# Questions that stumped Dear Abby



## mrhnau (Jul 4, 2007)

Actual letters that "Dear Abby" admitted she was at a total loss to answer.
+++++++++++

Dear Abby,
A couple of women moved in across the hall from me. One is a middle-aged gym
teacher, and the other is a social worker in her mid-twenties. These two
women go everywhere together, and I've never seen a man go into their
apartment or come out. Do you think they could be Lebanese?

Dear Abby,
What can I do about all the sex, nudity, language and violence on my VCR?

Dear Abby,
I have a man I never could trust. He cheats so much I'm not even sure this
baby I'm carrying is his.

Dear Abby,
I am a twenty-three-year-old liberated woman who has been on the pill for two
years.

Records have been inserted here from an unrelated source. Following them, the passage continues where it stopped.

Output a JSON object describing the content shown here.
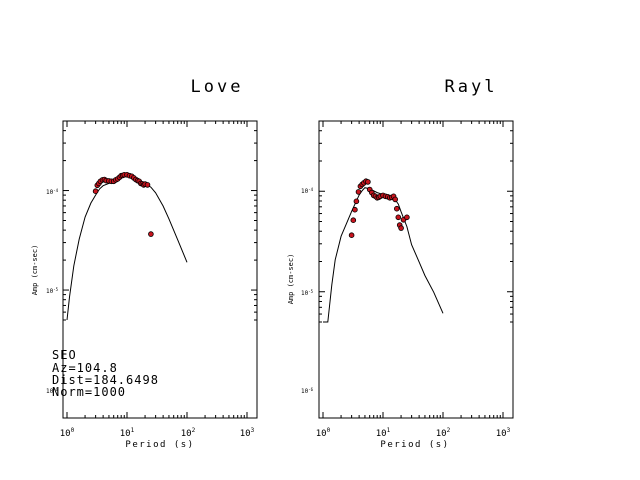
{
  "chart_data": [
    {
      "type": "line+scatter",
      "title": "Love",
      "xlabel": "Period (s)",
      "ylabel": "Amp (cm-sec)",
      "x_scale": "log",
      "y_scale": "log",
      "xlim": [
        1,
        1000
      ],
      "ylim": [
        5e-06,
        0.0005
      ],
      "x_tick_labels": [
        "10^0",
        "10^1",
        "10^2",
        "10^3"
      ],
      "y_tick_labels": [
        "10^-4",
        "10^-5",
        "10^-6"
      ],
      "annotations": [
        "SEO",
        "Az=104.8",
        "Dist=184.6498",
        "Norm=1000"
      ],
      "series": [
        {
          "kind": "line",
          "x": [
            1.0,
            1.1,
            1.3,
            1.6,
            2.0,
            2.5,
            3.0,
            3.5,
            4.0,
            5.0,
            6.0,
            7.0,
            8.0,
            10.0,
            12.0,
            15.0,
            20.0,
            25.0,
            30.0,
            40.0,
            50.0,
            70.0,
            100.0
          ],
          "y": [
            5e-06,
            8.5e-06,
            1.75e-05,
            3.25e-05,
            5.42e-05,
            7.5e-05,
            9e-05,
            0.000104,
            0.000112,
            0.000118,
            0.000121,
            0.000127,
            0.000133,
            0.000142,
            0.00014,
            0.000128,
            0.000118,
            0.000108,
            9.5e-05,
            7e-05,
            5.2e-05,
            3.2e-05,
            1.9e-05
          ]
        },
        {
          "kind": "points",
          "x": [
            3.0,
            3.2,
            3.4,
            3.6,
            3.9,
            4.2,
            4.5,
            5.0,
            5.5,
            6.0,
            6.5,
            7.0,
            7.5,
            8.0,
            8.5,
            9.0,
            10.0,
            11.0,
            12.0,
            13.0,
            14.0,
            15.0,
            16.0,
            17.0,
            18.0,
            19.0,
            20.0,
            22.0,
            25.0
          ],
          "y": [
            9.85e-05,
            0.000113,
            0.000118,
            0.000124,
            0.000128,
            0.000129,
            0.000126,
            0.000125,
            0.000124,
            0.000124,
            0.000128,
            0.000131,
            0.000136,
            0.000141,
            0.000142,
            0.000144,
            0.000144,
            0.000141,
            0.000139,
            0.000134,
            0.000129,
            0.000126,
            0.000124,
            0.000118,
            0.000117,
            0.000114,
            0.000116,
            0.000114,
            3.65e-05
          ]
        }
      ]
    },
    {
      "type": "line+scatter",
      "title": "Rayl",
      "xlabel": "Period (s)",
      "ylabel": "Amp (cm-sec)",
      "x_scale": "log",
      "y_scale": "log",
      "xlim": [
        1,
        1000
      ],
      "ylim": [
        5e-06,
        0.0005
      ],
      "x_tick_labels": [
        "10^0",
        "10^1",
        "10^2",
        "10^3"
      ],
      "y_tick_labels": [
        "10^-4",
        "10^-5",
        "10^-6"
      ],
      "series": [
        {
          "kind": "line",
          "x": [
            1.0,
            1.2,
            1.4,
            1.6,
            2.0,
            2.5,
            3.0,
            3.5,
            4.0,
            4.5,
            5.0,
            6.0,
            7.0,
            8.0,
            10.0,
            12.0,
            14.0,
            16.0,
            18.0,
            20.0,
            25.0,
            30.0,
            40.0,
            50.0,
            70.0,
            100.0
          ],
          "y": [
            5e-06,
            5e-06,
            1.17e-05,
            2.08e-05,
            3.57e-05,
            4.88e-05,
            6.3e-05,
            7.7e-05,
            9.15e-05,
            0.0001015,
            0.0001085,
            0.000106,
            0.000101,
            9.7e-05,
            9.3e-05,
            8.85e-05,
            8.5e-05,
            8.25e-05,
            7.45e-05,
            6.25e-05,
            4.45e-05,
            2.94e-05,
            1.98e-05,
            1.45e-05,
            9.9e-06,
            6.1e-06
          ]
        },
        {
          "kind": "points",
          "x": [
            3.0,
            3.2,
            3.4,
            3.6,
            3.9,
            4.2,
            4.5,
            4.8,
            5.2,
            5.6,
            6.0,
            6.5,
            7.0,
            7.5,
            8.0,
            8.5,
            9.0,
            10.0,
            11.0,
            12.0,
            13.0,
            14.0,
            15.0,
            16.0,
            17.0,
            18.0,
            19.0,
            20.0,
            22.0,
            25.0
          ],
          "y": [
            3.65e-05,
            5.15e-05,
            6.55e-05,
            7.95e-05,
            9.85e-05,
            0.000112,
            0.000117,
            0.000121,
            0.000126,
            0.000124,
            0.000104,
            9.7e-05,
            9.1e-05,
            8.9e-05,
            8.6e-05,
            8.7e-05,
            8.9e-05,
            9.1e-05,
            8.9e-05,
            8.8e-05,
            8.6e-05,
            8.7e-05,
            8.9e-05,
            8.3e-05,
            6.7e-05,
            5.5e-05,
            4.6e-05,
            4.3e-05,
            5.2e-05,
            5.5e-05
          ]
        }
      ]
    }
  ]
}
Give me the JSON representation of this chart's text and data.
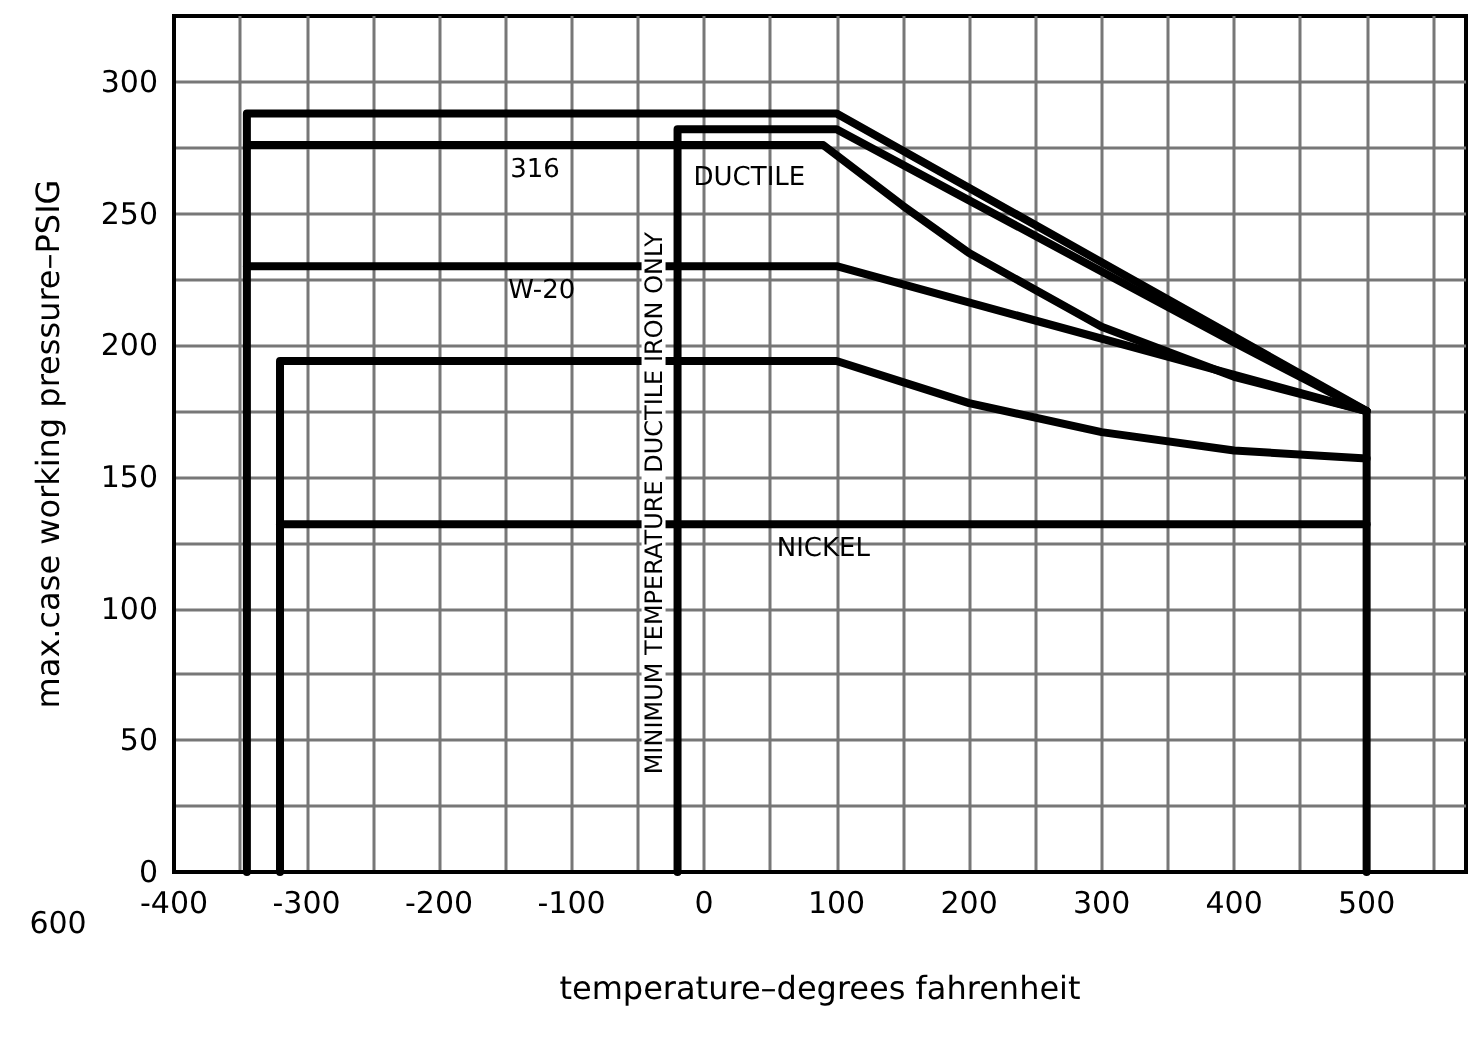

It's getting expensive, and I think my boyfriend should share half the
cost, but I don't know him well enough to discuss money with him.

Dear Abby,
I suspected that my husband had been fooling around, and when I confronted him
with the evidence he denied everything and said it would never happen again.
Should I believe him?

Dear Abby,
Our son writes that he is taking Judo. Why would a boy who was raised in a
good Christian home turn against his own?

Dear Abby,
I joined the Navy to see the world. I've seen it. Now, how do I get out?

Dear Abby,
My 40-year-old son has been paying a psychiatrist $50 an hour every week for
two-and-a-half years. He must be crazy.

Dear Abby,
Do you think it would be all right if I gave my doctor a little gift? I tried
for years to get pregnant and couldn't, but he finally did it.

Dear Abby,
My mother is mean and short-tempered. Do you think she is going through her
mental pause?

Dear Abby,
You told some woman whose husband had lost all interest in sex to send him to
a doctor. Well, my husband lost all interest in sex years ago and he IS a
doctor.  What now?


----------



## Kacey (Jul 4, 2007)

mrhnau said:


> Dear Abby,
> Our son writes that he is taking Judo. Why would a boy who was raised in a
> good Christian home turn against his own?



I have to say that I had a special laugh for this one - but they're all good!  :lool:


----------



## stickarts (Jul 4, 2007)

Lol!!!!!!


----------